Despite protests from MPs, including Boris Johnson and Rehman Chishti, the UK Government refused to offer her asylum.
Prime Minister Theresa May defended the Government's position in the House of Commons last week, telling MPs that it was "right and appropriate" to support Canada's offer of asylum.
Mrs Bibi arrived in Canada last week where she was reunited with her daughters who had gone there out of fears for their safety following her acquittal by the Pakistani Supreme Court.
Mr de Pulford accused the UK Government of being too afraid to offer her asylum.
"Canada, which did so much for Asia Bibi, has held a dignified silence. Yet the countries which did so little for her, including the UK, are falling over one another to claim credit," he said.
"Pretty remarkable given that so many were too fearful of reprisal attacks to offer her asylum and Britain actually refused it."

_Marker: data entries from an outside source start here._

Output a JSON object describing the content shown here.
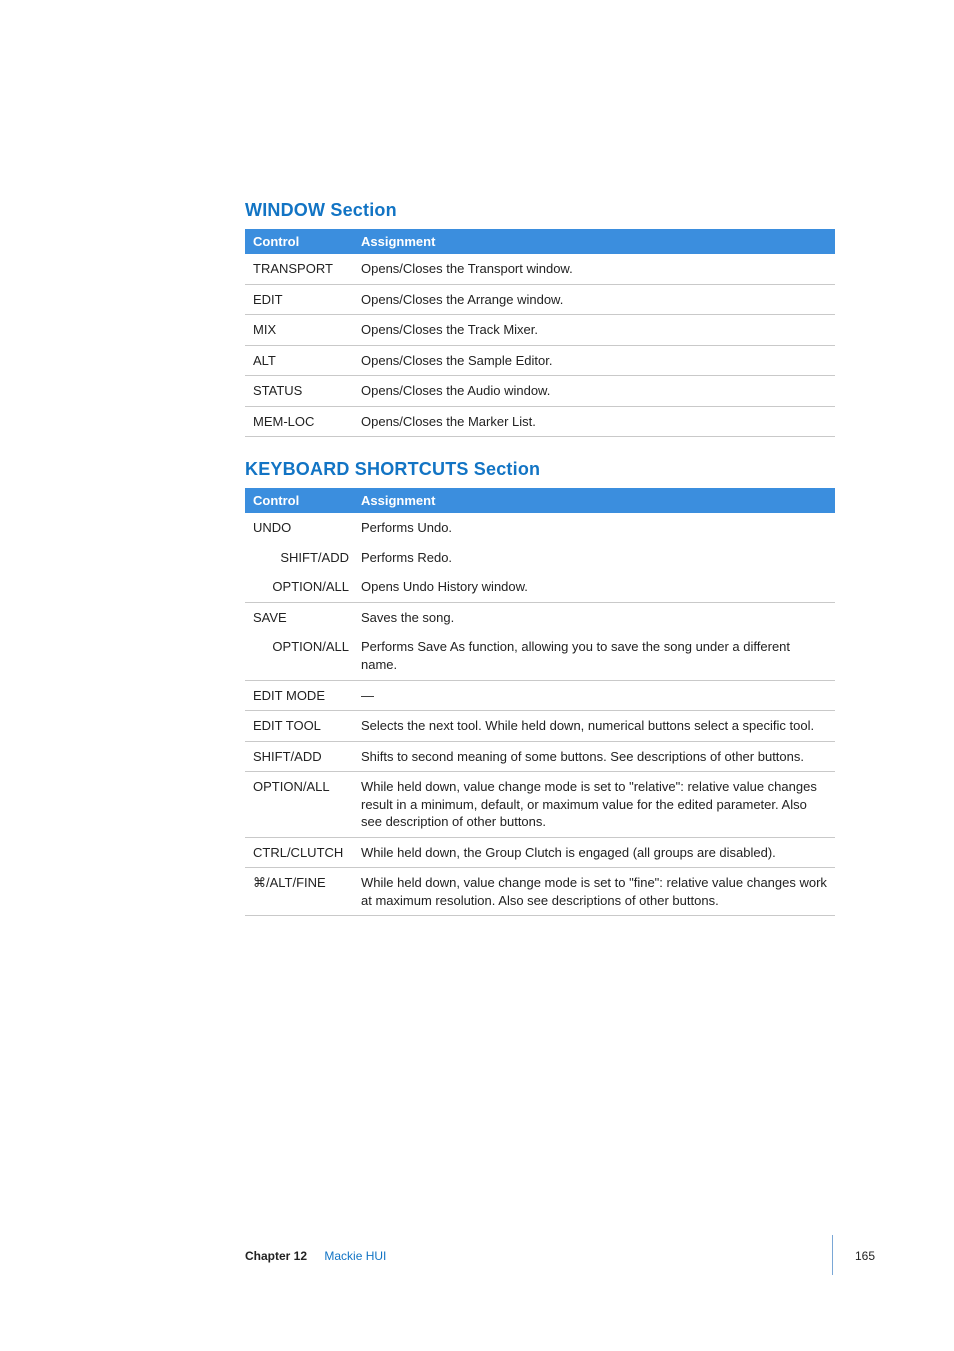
{
  "sections": [
    {
      "title": "WINDOW Section",
      "headers": {
        "control": "Control",
        "assignment": "Assignment"
      },
      "rows": [
        {
          "control": "TRANSPORT",
          "sub": false,
          "assignment": "Opens/Closes the Transport window."
        },
        {
          "control": "EDIT",
          "sub": false,
          "assignment": "Opens/Closes the Arrange window."
        },
        {
          "control": "MIX",
          "sub": false,
          "assignment": "Opens/Closes the Track Mixer."
        },
        {
          "control": "ALT",
          "sub": false,
          "assignment": "Opens/Closes the Sample Editor."
        },
        {
          "control": "STATUS",
          "sub": false,
          "assignment": "Opens/Closes the Audio window."
        },
        {
          "control": "MEM-LOC",
          "sub": false,
          "assignment": "Opens/Closes the Marker List."
        }
      ]
    },
    {
      "title": "KEYBOARD SHORTCUTS Section",
      "headers": {
        "control": "Control",
        "assignment": "Assignment"
      },
      "rows": [
        {
          "control": "UNDO",
          "sub": false,
          "assignment": "Performs Undo.",
          "noborder": true
        },
        {
          "control": "SHIFT/ADD",
          "sub": true,
          "assignment": "Performs Redo.",
          "noborder": true
        },
        {
          "control": "OPTION/ALL",
          "sub": true,
          "assignment": "Opens Undo History window."
        },
        {
          "control": "SAVE",
          "sub": false,
          "assignment": "Saves the song.",
          "noborder": true
        },
        {
          "control": "OPTION/ALL",
          "sub": true,
          "assignment": "Performs Save As function, allowing you to save the song under a different name."
        },
        {
          "control": "EDIT MODE",
          "sub": false,
          "assignment": "—"
        },
        {
          "control": "EDIT TOOL",
          "sub": false,
          "assignment": "Selects the next tool. While held down, numerical buttons select a specific tool."
        },
        {
          "control": "SHIFT/ADD",
          "sub": false,
          "assignment": "Shifts to second meaning of some buttons. See descriptions of other buttons."
        },
        {
          "control": "OPTION/ALL",
          "sub": false,
          "assignment": "While held down, value change mode is set to \"relative\":  relative value changes result in a minimum, default, or maximum value for the edited parameter. Also see description of other buttons."
        },
        {
          "control": "CTRL/CLUTCH",
          "sub": false,
          "assignment": "While held down, the Group Clutch is engaged (all groups are disabled)."
        },
        {
          "control": "⌘/ALT/FINE",
          "sub": false,
          "assignment": "While held down, value change mode is set to \"fine\":  relative value changes work at maximum resolution. Also see descriptions of other buttons."
        }
      ]
    }
  ],
  "footer": {
    "chapter_label": "Chapter 12",
    "chapter_name": "Mackie HUI",
    "page_number": "165"
  }
}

A freedom of information request by Mr de Pulford revealed that Asia Bibi was not mentioned in diplomatic telegrams between Whitehall and the High Commission in Pakistan until after her acquittal - eight years after she was sentenced to death.
Responding to the telegrams in The Sunday Times, the Foreign and Commonwealth Office said: "We have raised the Asia Bibi case with the Pakistan government for a number of years."
It added: "All those who have campaigned on Asia Bibi's behalf, including in the UK, will be delighted at the news she has travelled freely and has been reunited with her family. The UK strongly supports global respect for freedom of religious belief."